Our securities markets are the strongest in the world. They have earned this position not only because they have the largest issuers, the greatest depth and liquidity, the most capital, and efficient execution systems - they also have a high degree of investor confidence. I intend to assure that investors can have a strong sense of trust and confidence in our exchanges. To this end, the Commission and its staff will be working diligently with the SROs to craft a regulatory environment that sets a high bar for sound and rigorous governance practices.

Global Settlement

Finally, the Committee requested an update, since my testimony on May 7, on the status of the research analyst global settlement, the SEC's portion of which was filed with a federal court on April 28, 2003. As described in the Commission's May 7 testimony, the global settlement would impose significant monetary relief, require the firms to make structural reforms to their research and investment banking operations, require the firms to provide customers with independent third-party research, and establish an investor education fund.

Since the filing of the proposed settlement agreement with the federal court, U.S. District Court Judge William H. Pauley III has issued a series of orders requesting that the parties - both the Commission and the participating firms - submit additional information to the Court relating to the terms of the settlement.

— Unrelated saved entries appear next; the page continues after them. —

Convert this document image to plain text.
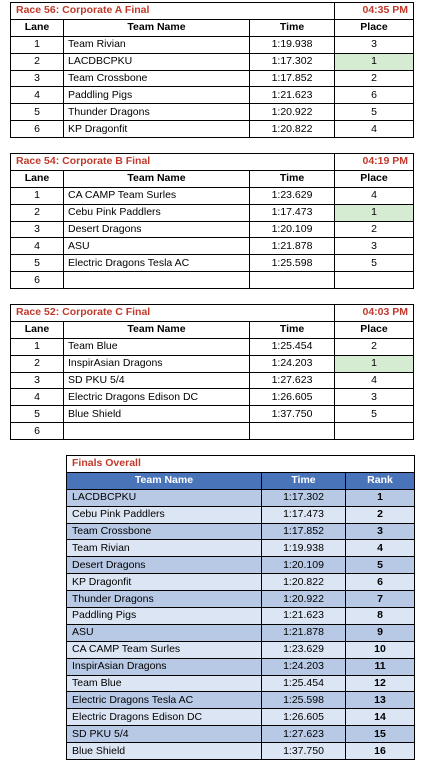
Race 56: Corporate A Final			04:35 PM
Lane	Team Name	Time	Place
1	Team Rivian	1:19.938	3
2	LACDBCPKU	1:17.302	1
3	Team Crossbone	1:17.852	2
4	Paddling Pigs	1:21.623	6
5	Thunder Dragons	1:20.922	5
6	KP Dragonfit	1:20.822	4
Race 54: Corporate B Final			04:19 PM
Lane	Team Name	Time	Place
1	CA CAMP Team Surles	1:23.629	4
2	Cebu Pink Paddlers	1:17.473	1
3	Desert Dragons	1:20.109	2
4	ASU	1:21.878	3
5	Electric Dragons Tesla AC	1:25.598	5
6			
Race 52: Corporate C Final			04:03 PM
Lane	Team Name	Time	Place
1	Team Blue	1:25.454	2
2	InspirAsian Dragons	1:24.203	1
3	SD PKU 5/4	1:27.623	4
4	Electric Dragons Edison DC	1:26.605	3
5	Blue Shield	1:37.750	5
6			
Finals Overall		
Team Name	Time	Rank
LACDBCPKU	1:17.302	1
Cebu Pink Paddlers	1:17.473	2
Team Crossbone	1:17.852	3
Team Rivian	1:19.938	4
Desert Dragons	1:20.109	5
KP Dragonfit	1:20.822	6
Thunder Dragons	1:20.922	7
Paddling Pigs	1:21.623	8
ASU	1:21.878	9
CA CAMP Team Surles	1:23.629	10
InspirAsian Dragons	1:24.203	11
Team Blue	1:25.454	12
Electric Dragons Tesla AC	1:25.598	13
Electric Dragons Edison DC	1:26.605	14
SD PKU 5/4	1:27.623	15
Blue Shield	1:37.750	16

Those orders, dated June 2 and July 3, address a range of issues. Among the issues addressed were:

  • the implications for the proposed federal settlement should any state determine not to settle with a firm, and whether there is a timeframe in which each state must act on the proposed state settlements;
     
  • the allocation of the settlement payments between disgorgement and penalties, and whether any firms intend to seek federal tax deductions or third-party indemnification for settlement payments;
     
  • the operations of the Distribution and Investor Education Funds, such as the identity of potentially relevant securities and time periods, the number of shares of each potentially relevant security purchased by each firms' customers, the total dollar volume of such purchases, and whether the Investor Education Fund should have audit procedures.

The Commission and the firms filed responses to the Court's orders, and the proposed global settlement remains pending before the Court. Nevertheless, the Commission staff believes that, in anticipation of the Court's approval of the settlement, firms are moving forward with preparations to implement the settlement requirements. Moreover, the staff of the Commission will respond to any future inquiries from the Court, and will work to have the global settlement implemented as soon as possible.

Conclusion

Thank you again for inviting me to speak on behalf of the Commission and the investing public. We at the Commission take our responsibility of protecting our nation's investors very seriously. I welcome the opportunity to share our current initiatives with you, and I would be pleased to answer any questions that you may have.